I’ll tell you a story.
About John Grant.
A man who walked into a bar.
He was reeling. Eyes bloodshot. Shirt stained with yellow mush. A trail of snaily slime on the collar and a crumbled mass of orange gunk on a rolled-up sleeve. Probably pumpkin pie. He always ate pumpkin pie. Couldn’t get enough of the stuff. Crammed it down, slice after slice, until he felt sick and never wanted to eat it again. But then he’d have another slice. Then the pie was gone. Then he’d start drinking.
First it’d be beer. Then Beefeater’s, or whatever else was on hand—anything flammable enough to burn them away. The memories. Ones that made him want to scream in a dark hallway, or put his fist through a mirror, or lie flat against the floor and not move until his breaths stopped coming. Memories of her.
When the bottles were dry it’d be to the bar. His second home. Or maybe his first.
Good, old John Grant. They called him Barroom Jack. Created the nickname myself after I poured him a drink on a fiftieth consecutive night.
I said, “Don’t you have some place to be?”
And he said, “No.”
I said, “What about the wife? She wait up?” And he said, “She left. A year ago. Took the kid.” I said, “On account of the drink?”
And he didn’t say anything at first. Just took a deep swallow of his whiskey and looked at his wrist where a watch used to be. Could still see the imprint where the sun had not touched skin for the last eleven years. He loved the watch and he loved her. But he needed the cash.
He said, “You got any pumpkin pie? She made good pumpkin pie.”

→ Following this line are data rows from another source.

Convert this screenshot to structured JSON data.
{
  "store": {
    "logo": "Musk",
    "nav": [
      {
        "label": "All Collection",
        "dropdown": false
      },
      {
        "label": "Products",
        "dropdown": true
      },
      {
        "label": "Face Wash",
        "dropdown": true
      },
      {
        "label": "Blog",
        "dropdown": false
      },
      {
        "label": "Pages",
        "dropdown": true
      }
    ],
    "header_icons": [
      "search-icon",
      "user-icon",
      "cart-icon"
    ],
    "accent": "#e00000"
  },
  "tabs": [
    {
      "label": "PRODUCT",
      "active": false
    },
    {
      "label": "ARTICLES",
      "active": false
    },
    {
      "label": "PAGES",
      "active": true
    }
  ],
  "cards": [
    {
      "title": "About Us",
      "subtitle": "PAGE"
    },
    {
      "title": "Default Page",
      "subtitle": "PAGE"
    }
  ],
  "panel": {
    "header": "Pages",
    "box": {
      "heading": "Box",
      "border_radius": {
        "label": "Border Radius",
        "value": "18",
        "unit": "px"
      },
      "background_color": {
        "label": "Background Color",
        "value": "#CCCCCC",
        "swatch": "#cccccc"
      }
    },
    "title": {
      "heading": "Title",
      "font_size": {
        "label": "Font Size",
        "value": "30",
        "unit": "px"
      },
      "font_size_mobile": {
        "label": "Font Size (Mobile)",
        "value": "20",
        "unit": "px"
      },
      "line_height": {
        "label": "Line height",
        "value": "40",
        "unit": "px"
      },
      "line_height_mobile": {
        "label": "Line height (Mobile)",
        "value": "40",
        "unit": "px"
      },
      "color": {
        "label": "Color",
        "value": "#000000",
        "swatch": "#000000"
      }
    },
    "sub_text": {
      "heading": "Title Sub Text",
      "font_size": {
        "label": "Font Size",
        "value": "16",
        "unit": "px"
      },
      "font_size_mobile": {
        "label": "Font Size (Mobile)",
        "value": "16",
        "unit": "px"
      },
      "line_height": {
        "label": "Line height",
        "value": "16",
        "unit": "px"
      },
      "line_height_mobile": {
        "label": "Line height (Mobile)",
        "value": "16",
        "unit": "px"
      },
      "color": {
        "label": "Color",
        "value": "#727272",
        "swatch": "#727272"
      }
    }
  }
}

I said, “This is a bar, not a bakery.” His eyes flashed silver like frightened minnows when they break the surface of a choppy sea, and suddenly he wasn’t sure if he’d outrun the Kraken rising up from the deep. But the panic showed for that instant alone, and only in the tension of his jaw and the slight pitch of his eyebrows.
He collected himself. Stared down at the wrinkled menu. Ran a finger along the center crease. Traced bubbles in the lamination. Pretended to read about frozen chicken fingers and low-fat quesadillas.
Then he ordered another whiskey with the glass still half full in front of him. As I pour, my reflection stares at me in the spit-shined brass of the beer tap—John Grant—a damp rag in my hand and wet shoes on my feet. Each night I fill the carousel of glasses with rocks. Adorn them with maraschino cherries or flimsy umbrellas. Pour a few fingers of scotch. Think about the good old days. Back before I opened this goddamn place. Before my life was measured in dimes and nickels. Before she made me choose.
What ever made me think they sold pumpkin pie at a place like this? How ridiculous of me.